Das Original des Ölbildes, das der Maler August Karl Friedrich von Kloeber anhand von Skizzen, die während mehrerer Sitzungen 1817 entstanden, gemalt hatte, ist verschollen. Der Bericht Kloebers über seine Begegnung mit beethoven vermittelt aber einen Eindruck von den Schwierigkeiten, diesem damals bereits in ganz Europa berühmten Mann ein Bildnis „abzuringen“. Zudringliche Paparazzis und das seltsame Verhalten öffentlichkeitsscheuer Promis sind nämlich keineswegs eine Erfindung unserer medienverseuchten Gegenwart. Aus ganz Europa reisten damals sensationslüsterne Touristen und Gaffer nach Wien und in die umliegenden Badeorte, um, wenn schon nicht persönlich zu ihm vorgelassen zu werden, wenigsten einen Blick auf den hochberühmten aber skurrilen Mann während einer seiner notorischen Wanderungen werfen zu können. An gut gemeinten Verhaltensratschlägen hierfür wurde nicht gespart. Nochmal Zitat Kloeber:

Bei meinen Spaziergängen in Mödling begegnete mir Beethoven mehrere Male… Dont hatte mir gesagt, dass, wenn ich ihm so begegnen würde, ich ihn nie anreden oder bemerken sollte, weil er dann verlegen oder gar unangenehm würde.

Desgleichen der Verfasser eines Nekrologs nach beethovens Tod 1827 in der Dresdener Abendzeitung:

nicht mehr wird der Wanderer aus der Ferne, wenn es ihm gelungen [!], die seltsame, aber anziehende Erscheinung [beethoven] unbemerkt zu betrachten, oder wenn diese, die Gegenwart des Fremden gewahrend, plötzlich in die noch tiefere Einsamkeit verschwunden ist, sinnend seinen Weg fortsetzend.

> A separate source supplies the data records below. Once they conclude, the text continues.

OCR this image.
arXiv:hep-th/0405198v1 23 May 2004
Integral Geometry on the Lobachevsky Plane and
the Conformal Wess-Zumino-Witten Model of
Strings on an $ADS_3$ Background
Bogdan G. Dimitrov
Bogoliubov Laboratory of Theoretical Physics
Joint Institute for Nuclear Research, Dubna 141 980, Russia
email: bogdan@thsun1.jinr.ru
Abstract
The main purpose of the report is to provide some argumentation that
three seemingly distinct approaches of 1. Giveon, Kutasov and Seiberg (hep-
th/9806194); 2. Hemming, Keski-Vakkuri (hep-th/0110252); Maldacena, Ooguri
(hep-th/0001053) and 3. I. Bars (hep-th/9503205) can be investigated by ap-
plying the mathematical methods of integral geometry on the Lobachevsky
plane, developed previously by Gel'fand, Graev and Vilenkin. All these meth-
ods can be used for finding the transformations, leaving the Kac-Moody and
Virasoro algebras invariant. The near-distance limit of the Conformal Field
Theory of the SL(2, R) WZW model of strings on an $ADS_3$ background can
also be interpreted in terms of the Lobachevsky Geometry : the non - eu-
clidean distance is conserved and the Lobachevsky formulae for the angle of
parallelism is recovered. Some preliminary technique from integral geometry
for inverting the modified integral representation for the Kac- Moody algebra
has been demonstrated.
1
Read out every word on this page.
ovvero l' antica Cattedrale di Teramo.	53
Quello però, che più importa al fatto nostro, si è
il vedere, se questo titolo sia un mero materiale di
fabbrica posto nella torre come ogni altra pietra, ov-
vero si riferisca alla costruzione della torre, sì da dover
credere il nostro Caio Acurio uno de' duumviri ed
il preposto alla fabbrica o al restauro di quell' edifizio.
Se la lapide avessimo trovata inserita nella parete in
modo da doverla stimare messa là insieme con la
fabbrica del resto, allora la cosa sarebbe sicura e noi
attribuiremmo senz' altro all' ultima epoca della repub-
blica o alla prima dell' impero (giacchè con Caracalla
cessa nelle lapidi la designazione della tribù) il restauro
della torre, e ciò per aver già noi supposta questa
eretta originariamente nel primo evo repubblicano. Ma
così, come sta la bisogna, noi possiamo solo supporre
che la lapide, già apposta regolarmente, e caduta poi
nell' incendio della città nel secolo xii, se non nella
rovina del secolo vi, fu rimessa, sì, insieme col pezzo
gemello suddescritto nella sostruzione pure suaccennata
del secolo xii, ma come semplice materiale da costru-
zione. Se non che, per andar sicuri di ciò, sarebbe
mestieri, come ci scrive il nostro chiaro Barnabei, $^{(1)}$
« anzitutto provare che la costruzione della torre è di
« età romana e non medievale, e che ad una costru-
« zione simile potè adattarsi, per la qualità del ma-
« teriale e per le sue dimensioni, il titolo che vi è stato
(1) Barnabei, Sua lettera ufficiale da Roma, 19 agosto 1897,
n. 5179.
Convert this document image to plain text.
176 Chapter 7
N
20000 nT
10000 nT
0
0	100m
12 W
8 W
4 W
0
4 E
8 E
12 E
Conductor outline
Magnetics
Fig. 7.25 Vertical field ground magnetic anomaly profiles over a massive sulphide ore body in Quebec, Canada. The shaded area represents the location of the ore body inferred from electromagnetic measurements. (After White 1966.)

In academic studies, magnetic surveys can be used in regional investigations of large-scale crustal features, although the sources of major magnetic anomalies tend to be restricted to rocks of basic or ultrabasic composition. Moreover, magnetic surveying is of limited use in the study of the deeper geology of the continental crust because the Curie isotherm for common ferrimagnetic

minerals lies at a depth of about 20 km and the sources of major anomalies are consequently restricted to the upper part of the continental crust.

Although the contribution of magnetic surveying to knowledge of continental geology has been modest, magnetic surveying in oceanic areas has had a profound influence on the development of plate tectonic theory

Einmal in seinem Leben unterzog beethoven sich der Prozedur der Abnahme einer Gesichtsmaske. Anhand dieser formte der Bildhauer Franz Klein seine beethoven-Büste:

 

beethoven. Nach der Büste von Franz Klein

 

 

* Leipziger Allgemeine Musikalische Zeitung vom 4.5.1864

** zitiert nach: Erinnerungen an Beethoven. Skizzen. Zeichnungen. Karikaturen. Erläutert von Silke Bettermann. Bonn 1987.